Cannes 2018: Shoplifters review

★★★★★

Cannes favourite Hirokazu Kore-eda returns to the Croisette for the seventh time with Shoplifters, a quietly devastating portrayal of family and theft in contemporary Japan, and one of his best works of recent years.

The survival of families has been a constant concern for Kore-eda. Whether it’s the abandoned children of Nobody Knows, the generational shifts of Still Walking, or the jarring mixup of Like Father, Like Son, family is an emotive and fragile concept, vulnerable to the vagaries of economic hardship and social change. His latest film sees his focus as sharp as ever and his touch light but at the same time utterly profound.

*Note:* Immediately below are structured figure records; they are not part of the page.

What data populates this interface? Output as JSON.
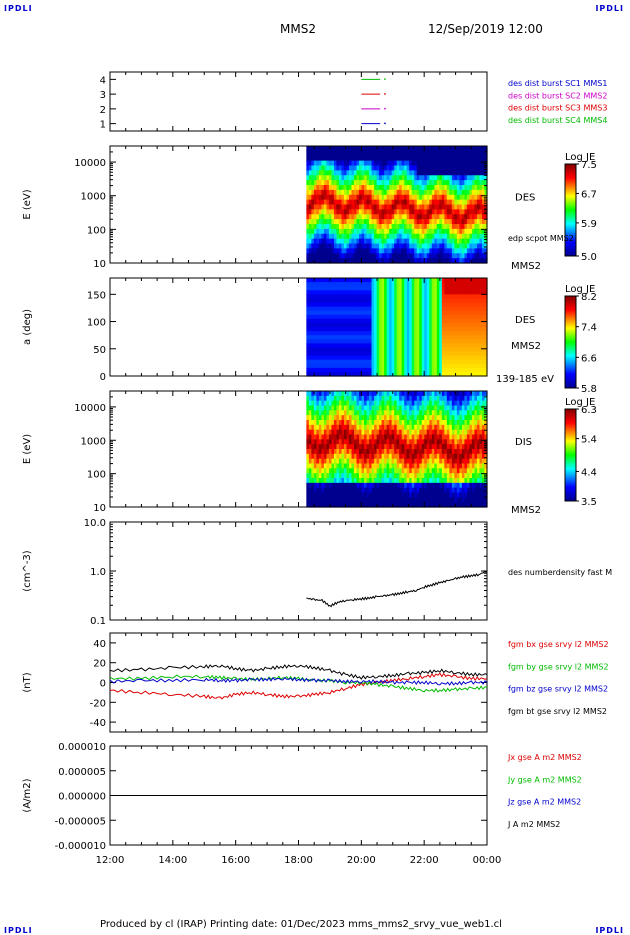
{
  "header": {
    "corner_label": "IPDLI",
    "spacecraft": "MMS2",
    "datetime": "12/Sep/2019 12:00"
  },
  "footer": {
    "text": "Produced by cl (IRAP)   Printing date: 01/Dec/2023   mms_mms2_srvy_vue_web1.cl"
  },
  "colors": {
    "mms1": "#0000cc",
    "mms2": "#cc00cc",
    "mms3": "#dd0000",
    "mms4": "#00bb00",
    "bx": "#dd0000",
    "by": "#00bb00",
    "bz": "#0000cc",
    "bt": "#000000"
  },
  "chart_data": [
    {
      "id": "burst",
      "type": "line",
      "yticks": [
        "1",
        "2",
        "3",
        "4"
      ],
      "legend": [
        {
          "label": "des dist burst SC1 MMS1",
          "color": "#0000cc"
        },
        {
          "label": "des dist burst SC2 MMS2",
          "color": "#cc00cc"
        },
        {
          "label": "des dist burst SC3 MMS3",
          "color": "#dd0000"
        },
        {
          "label": "des dist burst SC4 MMS4",
          "color": "#00bb00"
        }
      ],
      "series": [
        {
          "name": "des dist burst SC1 MMS1",
          "level": 1,
          "x": [
            20.0,
            20.6
          ],
          "color": "#0000cc"
        },
        {
          "name": "des dist burst SC2 MMS2",
          "level": 2,
          "x": [
            20.0,
            20.6
          ],
          "color": "#cc00cc"
        },
        {
          "name": "des dist burst SC3 MMS3",
          "level": 3,
          "x": [
            20.0,
            20.6
          ],
          "color": "#dd0000"
        },
        {
          "name": "des dist burst SC4 MMS4",
          "level": 4,
          "x": [
            20.0,
            20.6
          ],
          "color": "#00bb00"
        }
      ]
    },
    {
      "id": "des_energy",
      "type": "heatmap",
      "ylabel": "E (eV)",
      "yscale": "log",
      "ylim": [
        10,
        30000
      ],
      "yticks": [
        "10",
        "100",
        "1000",
        "10000"
      ],
      "data_start_hour": 18.25,
      "label": "DES",
      "sublabel": "edp scpot MMS2",
      "corner_label": "MMS2",
      "colorbar": {
        "title": "Log JE",
        "ticks": [
          "5.0",
          "5.9",
          "6.7",
          "7.5"
        ],
        "range": [
          5.0,
          7.5
        ]
      }
    },
    {
      "id": "des_pitch",
      "type": "heatmap",
      "ylabel": "a (deg)",
      "ylim": [
        0,
        180
      ],
      "yticks": [
        "0",
        "50",
        "100",
        "150"
      ],
      "data_start_hour": 18.25,
      "label": "DES",
      "sublabel": "MMS2",
      "corner_label": "139-185 eV",
      "colorbar": {
        "title": "Log JE",
        "ticks": [
          "5.8",
          "6.6",
          "7.4",
          "8.2"
        ],
        "range": [
          5.8,
          8.2
        ]
      }
    },
    {
      "id": "dis_energy",
      "type": "heatmap",
      "ylabel": "E (eV)",
      "yscale": "log",
      "ylim": [
        10,
        30000
      ],
      "yticks": [
        "10",
        "100",
        "1000",
        "10000"
      ],
      "data_start_hour": 18.25,
      "label": "DIS",
      "corner_label": "MMS2",
      "colorbar": {
        "title": "Log JE",
        "ticks": [
          "3.5",
          "4.4",
          "5.4",
          "6.3"
        ],
        "range": [
          3.5,
          6.3
        ]
      }
    },
    {
      "id": "density",
      "type": "line",
      "ylabel": "(cm^-3)",
      "yscale": "log",
      "ylim": [
        0.1,
        10
      ],
      "yticks": [
        "0.1",
        "1.0",
        "10.0"
      ],
      "legend": [
        {
          "label": "des numberdensity fast M",
          "color": "#000000"
        }
      ],
      "series": [
        {
          "name": "des numberdensity fast M",
          "color": "#000000",
          "x": [
            18.25,
            18.5,
            18.75,
            19.0,
            19.25,
            19.5,
            19.75,
            20.0,
            20.25,
            20.5,
            20.75,
            21.0,
            21.25,
            21.5,
            21.75,
            22.0,
            22.25,
            22.5,
            22.75,
            23.0,
            23.25,
            23.5,
            23.75,
            24.0
          ],
          "y": [
            0.28,
            0.26,
            0.25,
            0.19,
            0.23,
            0.25,
            0.26,
            0.27,
            0.28,
            0.3,
            0.31,
            0.33,
            0.35,
            0.38,
            0.4,
            0.47,
            0.52,
            0.58,
            0.63,
            0.7,
            0.76,
            0.8,
            0.85,
            1.0
          ]
        }
      ]
    },
    {
      "id": "magnetic",
      "type": "line",
      "ylabel": "(nT)",
      "ylim": [
        -50,
        50
      ],
      "yticks": [
        "-40",
        "-20",
        "0",
        "20",
        "40"
      ],
      "legend": [
        {
          "label": "fgm bx gse srvy l2 MMS2",
          "color": "#dd0000"
        },
        {
          "label": "fgm by gse srvy l2 MMS2",
          "color": "#00bb00"
        },
        {
          "label": "fgm bz gse srvy l2 MMS2",
          "color": "#0000cc"
        },
        {
          "label": "fgm bt gse srvy l2 MMS2",
          "color": "#000000"
        }
      ],
      "x": [
        12,
        13,
        14,
        15,
        15.5,
        16,
        16.5,
        17,
        17.5,
        18,
        18.5,
        19,
        19.5,
        20,
        20.5,
        21,
        21.5,
        22,
        22.5,
        23,
        23.5,
        24
      ],
      "series": [
        {
          "name": "fgm bx gse srvy l2 MMS2",
          "color": "#dd0000",
          "y": [
            -8,
            -10,
            -12,
            -14,
            -16,
            -12,
            -10,
            -12,
            -14,
            -14,
            -12,
            -10,
            -6,
            -2,
            0,
            2,
            4,
            6,
            8,
            6,
            4,
            4
          ]
        },
        {
          "name": "fgm by gse srvy l2 MMS2",
          "color": "#00bb00",
          "y": [
            4,
            4,
            6,
            6,
            5,
            4,
            3,
            4,
            5,
            4,
            2,
            2,
            0,
            0,
            -2,
            -4,
            -6,
            -8,
            -8,
            -7,
            -6,
            -5
          ]
        },
        {
          "name": "fgm bz gse srvy l2 MMS2",
          "color": "#0000cc",
          "y": [
            1,
            2,
            2,
            3,
            2,
            2,
            3,
            3,
            4,
            3,
            2,
            2,
            1,
            1,
            1,
            0,
            0,
            0,
            -1,
            -1,
            0,
            0
          ]
        },
        {
          "name": "fgm bt gse srvy l2 MMS2",
          "color": "#000000",
          "y": [
            12,
            13,
            15,
            16,
            17,
            14,
            12,
            14,
            16,
            17,
            15,
            12,
            8,
            5,
            6,
            7,
            9,
            10,
            12,
            10,
            8,
            8
          ]
        }
      ]
    },
    {
      "id": "current",
      "type": "line",
      "ylabel": "(A/m2)",
      "ylim": [
        -1e-05,
        1e-05
      ],
      "yticks": [
        "-0.000010",
        "-0.000005",
        "0.000000",
        "0.000005",
        "0.000010"
      ],
      "legend": [
        {
          "label": "Jx gse A m2 MMS2",
          "color": "#dd0000"
        },
        {
          "label": "Jy gse A m2 MMS2",
          "color": "#00bb00"
        },
        {
          "label": "Jz gse A m2 MMS2",
          "color": "#0000cc"
        },
        {
          "label": "J A m2 MMS2",
          "color": "#000000"
        }
      ],
      "series": [
        {
          "name": "J A m2 MMS2",
          "color": "#000000",
          "x": [
            12,
            24
          ],
          "y": [
            0,
            0
          ]
        }
      ]
    }
  ],
  "xaxis": {
    "range": [
      12,
      24
    ],
    "ticks": [
      {
        "v": 12,
        "label": "12:00"
      },
      {
        "v": 14,
        "label": "14:00"
      },
      {
        "v": 16,
        "label": "16:00"
      },
      {
        "v": 18,
        "label": "18:00"
      },
      {
        "v": 20,
        "label": "20:00"
      },
      {
        "v": 22,
        "label": "22:00"
      },
      {
        "v": 24,
        "label": "00:00"
      }
    ]
  }
}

A young boy Shota (Jyo Kairi) accompanies his father Osamu Shibata (Lily Franky) on a trip to the supermarket. With a series of diversions and hand signals, dad distracts the store staff or blocks their view while Shota gets the week’s shopping into his school bag. “I forgot the shampoo,” Shota says, but they’ll get it another day. It’s too cold to go back. It’s also too cold for a little girl (Miyu Sasaki) out on her balcony as her mother and father fight inside. Osamu takes pity on her and gives her some food and then takes her home. Here, she is accepted as his wife Nobuyo (Sakura Ando) discovers signs of abuse, and having stayed a few days the girl is renamed Rin. The subject of it potentially being a kidnapping comes up, but Osamu is fairly certain it can’t be a kidnapping if they haven’t asked for a ransom.

Rin joins a family that also includes teenager Aki (Mayu Matsuoka), who works at a peep show, and a grandma (Kirin Kiki). Their apartment is almost baroque in its clutter and cramped confusion. Although Osamu and Nobuyo both have half-hearted jobs, the main income derives from a series of scams. Everyone’s in on it. Even grandma is claiming her dead husband’s pension, stealing from the slot machines and sponging off her dead husband’s son from another marriage. Shota and Osamu soon introduce Rin into their stealing ways as news of a child’s abduction does the rounds and forces a quick haircut. The Shibatas fit into a long tradition of familial skullduggery familiar from British television: see Bread, Only Fools and Horses and Shameless.

Here, the twist is how much the family is in the usual sense of the word a family. It emerges that none of the relationships are what they appear and the ‘family’ is in fact a self-serving fiction, which can develop affection but whose real purpose is survival. But, then again, isn’t that just what a family is anyway? Kore-eda explores these questions with a slow, deliberate and damned near-perfect film. Without any showiness, cinematographer Ryuto Kondother frames shots of heartbreaking beauty such as Rin’s foot curling around a chair leg as she has her hair cut or the family gathering to look up at fireworks they can only hear.

The performances are peerless, with Lily Franky again exceptional as the ne’er-do-well father figure whose Fagan-esque tutelage seems inspired as much by childish exuberance as criminal inclinations. Stealing is fun. Sakura Ando, as his life partner, suggests a deeper more moral person: someone who knows she is wrong and tragically understands that a deserved emotional reckoning is coming. The children – as ever – provide such naturalistic performances, the word doesn’t even apply.

Seasons pass as they do in Kore-eda films – and in life. The cold realities of Japanese society are alluded to – the shift work and exploitation at the bottom of the ladder, the abuse of children by the traditional family, ignored by an indifferent society – but Kore-eda as much as his anti-heroes seems intent on providing a fictional space, a place of potential safety and respite. It’s a beautiful fantasy, but one that he is brave enough to concede can only ever be temporary.

The 71st Cannes Film Festival takes place from 8-19 May.